The official said the order has been issued after consultations with the Ministry of Corporate Affairs and the Reserve Bank of India.
“There are reports of gross irregularities in valuations in some cases. Several instances were cited where banks weren’t collecting interest on sale of assets. In many cases, assets were being sold at very low prices.
So, a final look at the books would help in making the process of recovery more transparent in future and to detect (if there are) any potential irregularities (currently),” the official added.
According to the DFS official, in many cases, the stressed assets were sold to ARCs at much lower valuations, despite an option available now to take such cases to resolution proceedings under the Insolvency and Bankruptcy Code (IBC).
The ARC business is designed to buy out debts marked as non-performing assets (NPAs) from banks at a discount. This helps lenders clean up their balance sheets, while specialists can salvage some value out of the debt-laden assets by either selling or turning them around.
However, while the ARCs accept that recoveries have been sharper post-IBC, challenges have increased for them, given the stricter guidelines set by various regulators.
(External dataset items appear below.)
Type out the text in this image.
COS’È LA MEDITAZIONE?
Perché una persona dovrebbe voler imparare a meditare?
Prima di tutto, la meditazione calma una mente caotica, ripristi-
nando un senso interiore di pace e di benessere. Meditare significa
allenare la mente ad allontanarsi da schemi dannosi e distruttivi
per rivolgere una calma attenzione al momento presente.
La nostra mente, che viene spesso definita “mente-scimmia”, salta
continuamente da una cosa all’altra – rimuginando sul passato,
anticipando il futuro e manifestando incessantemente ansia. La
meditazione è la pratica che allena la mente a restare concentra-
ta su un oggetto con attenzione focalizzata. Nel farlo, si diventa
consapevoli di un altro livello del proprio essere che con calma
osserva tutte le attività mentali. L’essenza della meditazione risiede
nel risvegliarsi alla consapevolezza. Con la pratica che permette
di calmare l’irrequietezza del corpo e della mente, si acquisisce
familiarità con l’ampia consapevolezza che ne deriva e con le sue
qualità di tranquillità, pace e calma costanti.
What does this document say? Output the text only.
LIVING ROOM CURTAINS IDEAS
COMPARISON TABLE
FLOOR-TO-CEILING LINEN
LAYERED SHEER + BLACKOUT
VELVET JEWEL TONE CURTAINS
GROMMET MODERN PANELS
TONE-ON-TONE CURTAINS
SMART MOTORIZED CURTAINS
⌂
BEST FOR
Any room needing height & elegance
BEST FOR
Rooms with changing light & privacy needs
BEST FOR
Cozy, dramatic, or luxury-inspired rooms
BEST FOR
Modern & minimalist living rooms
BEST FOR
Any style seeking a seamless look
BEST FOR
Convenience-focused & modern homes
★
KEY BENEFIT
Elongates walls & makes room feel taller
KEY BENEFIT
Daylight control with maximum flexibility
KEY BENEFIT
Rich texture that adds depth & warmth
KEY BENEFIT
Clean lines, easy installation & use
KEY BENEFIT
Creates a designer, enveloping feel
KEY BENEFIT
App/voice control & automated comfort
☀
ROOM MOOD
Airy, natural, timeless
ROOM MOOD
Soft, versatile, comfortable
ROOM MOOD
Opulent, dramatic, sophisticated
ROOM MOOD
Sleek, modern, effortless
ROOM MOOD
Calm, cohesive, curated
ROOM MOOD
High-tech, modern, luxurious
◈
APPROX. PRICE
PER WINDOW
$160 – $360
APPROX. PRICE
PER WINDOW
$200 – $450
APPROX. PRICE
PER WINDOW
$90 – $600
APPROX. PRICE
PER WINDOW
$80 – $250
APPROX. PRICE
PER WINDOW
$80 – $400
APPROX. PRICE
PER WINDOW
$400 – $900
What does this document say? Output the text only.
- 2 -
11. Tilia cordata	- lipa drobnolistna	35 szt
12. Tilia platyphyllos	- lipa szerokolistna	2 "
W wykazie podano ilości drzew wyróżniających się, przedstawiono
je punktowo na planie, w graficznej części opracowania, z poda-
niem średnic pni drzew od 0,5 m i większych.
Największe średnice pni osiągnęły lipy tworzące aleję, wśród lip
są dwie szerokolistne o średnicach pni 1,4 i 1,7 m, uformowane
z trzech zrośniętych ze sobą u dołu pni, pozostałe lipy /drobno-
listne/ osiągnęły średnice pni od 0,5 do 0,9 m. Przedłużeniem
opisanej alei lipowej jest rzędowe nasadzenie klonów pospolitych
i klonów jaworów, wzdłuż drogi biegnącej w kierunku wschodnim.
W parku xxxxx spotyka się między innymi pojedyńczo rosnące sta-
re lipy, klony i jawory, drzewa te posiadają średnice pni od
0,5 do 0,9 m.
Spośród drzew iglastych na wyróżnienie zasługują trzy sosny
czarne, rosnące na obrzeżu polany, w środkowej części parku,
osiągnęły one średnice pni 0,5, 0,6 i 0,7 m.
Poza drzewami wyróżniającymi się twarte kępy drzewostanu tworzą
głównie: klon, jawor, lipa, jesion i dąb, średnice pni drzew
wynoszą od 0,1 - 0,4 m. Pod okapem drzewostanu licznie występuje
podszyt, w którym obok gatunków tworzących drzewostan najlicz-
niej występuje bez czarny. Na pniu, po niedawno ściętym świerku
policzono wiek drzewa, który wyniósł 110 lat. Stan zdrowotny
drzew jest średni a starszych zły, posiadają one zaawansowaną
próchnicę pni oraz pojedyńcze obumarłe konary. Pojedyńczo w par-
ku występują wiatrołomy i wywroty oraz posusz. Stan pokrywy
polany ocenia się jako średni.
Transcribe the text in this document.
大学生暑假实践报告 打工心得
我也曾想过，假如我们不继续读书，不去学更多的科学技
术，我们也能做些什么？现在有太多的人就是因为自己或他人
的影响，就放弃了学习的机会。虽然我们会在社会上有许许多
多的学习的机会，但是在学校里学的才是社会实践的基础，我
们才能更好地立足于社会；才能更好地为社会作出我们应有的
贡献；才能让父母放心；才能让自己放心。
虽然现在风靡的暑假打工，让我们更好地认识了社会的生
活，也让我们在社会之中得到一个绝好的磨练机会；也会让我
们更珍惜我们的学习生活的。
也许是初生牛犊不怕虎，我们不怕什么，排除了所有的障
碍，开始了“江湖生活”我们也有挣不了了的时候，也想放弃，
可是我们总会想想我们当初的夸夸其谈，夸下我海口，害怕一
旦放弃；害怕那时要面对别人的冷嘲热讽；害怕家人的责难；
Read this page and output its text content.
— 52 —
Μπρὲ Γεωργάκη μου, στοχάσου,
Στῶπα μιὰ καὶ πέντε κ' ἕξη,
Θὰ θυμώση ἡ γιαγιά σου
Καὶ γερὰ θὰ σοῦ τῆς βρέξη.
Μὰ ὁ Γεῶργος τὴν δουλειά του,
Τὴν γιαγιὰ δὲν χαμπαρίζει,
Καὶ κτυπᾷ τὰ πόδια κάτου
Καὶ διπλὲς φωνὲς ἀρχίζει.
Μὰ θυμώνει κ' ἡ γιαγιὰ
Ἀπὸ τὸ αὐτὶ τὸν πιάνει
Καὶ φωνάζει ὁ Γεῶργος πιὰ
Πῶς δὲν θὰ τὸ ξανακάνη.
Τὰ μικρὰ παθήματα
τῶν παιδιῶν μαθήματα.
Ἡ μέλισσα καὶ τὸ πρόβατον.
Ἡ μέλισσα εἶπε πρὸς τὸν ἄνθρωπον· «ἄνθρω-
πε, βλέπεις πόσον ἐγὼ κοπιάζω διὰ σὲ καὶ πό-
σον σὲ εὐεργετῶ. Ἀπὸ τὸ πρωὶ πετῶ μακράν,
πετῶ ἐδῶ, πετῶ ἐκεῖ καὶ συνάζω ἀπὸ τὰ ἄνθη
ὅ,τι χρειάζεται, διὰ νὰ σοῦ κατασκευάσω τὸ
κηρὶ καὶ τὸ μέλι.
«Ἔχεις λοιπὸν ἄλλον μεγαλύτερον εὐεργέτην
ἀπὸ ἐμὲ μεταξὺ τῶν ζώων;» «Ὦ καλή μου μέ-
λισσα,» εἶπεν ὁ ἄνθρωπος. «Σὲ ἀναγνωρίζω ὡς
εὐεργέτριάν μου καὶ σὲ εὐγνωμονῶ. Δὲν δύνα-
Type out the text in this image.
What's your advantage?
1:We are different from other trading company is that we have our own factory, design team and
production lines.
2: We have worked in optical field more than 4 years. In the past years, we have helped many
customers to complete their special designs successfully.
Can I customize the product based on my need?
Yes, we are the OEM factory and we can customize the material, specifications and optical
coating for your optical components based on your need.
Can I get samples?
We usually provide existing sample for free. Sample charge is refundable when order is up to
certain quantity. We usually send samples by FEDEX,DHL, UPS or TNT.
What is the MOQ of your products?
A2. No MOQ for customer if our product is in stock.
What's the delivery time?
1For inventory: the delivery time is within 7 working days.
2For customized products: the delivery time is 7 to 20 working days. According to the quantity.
Also, recoveries made by the ARCs are also not keeping pace with the growth in the sale of NPAs to them.
For instance, the RBI has raised the net owned funds (the amount an ARC can start a business with) for new ventures to Rs 100 crore (from Rs 2 crore). All ARCs would have to meet this requirement from April 1, 2019.
“If you look at the market, top five out of 24 ARCs control almost 90 per cent of the business. If you see the latest guidelines, this means that regulators want only a few large players with the ability to raise funds,” said a senior executive from JM Financial Ltd.
Therefore, going forward, it’s going to get tougher for the asset reconstruction companies, they claim.
According to the latest RBI projection, the gross NPA asset ratio in the banking system is expected to touch 10.3 per cent by the end of 2018-19.
“The recovery has been very good this financial year. PSBs have performed well to meet the recovery target of 1.8 lakh crore.
In the coming fiscal, the target is likely to be higher,” the DFS official said.
The government has one more initiative, Project Sashakt, on the works.
Under this, an asset management company has to set up an alternative investment fund to buy bad loans and help in the resolution of bad loans.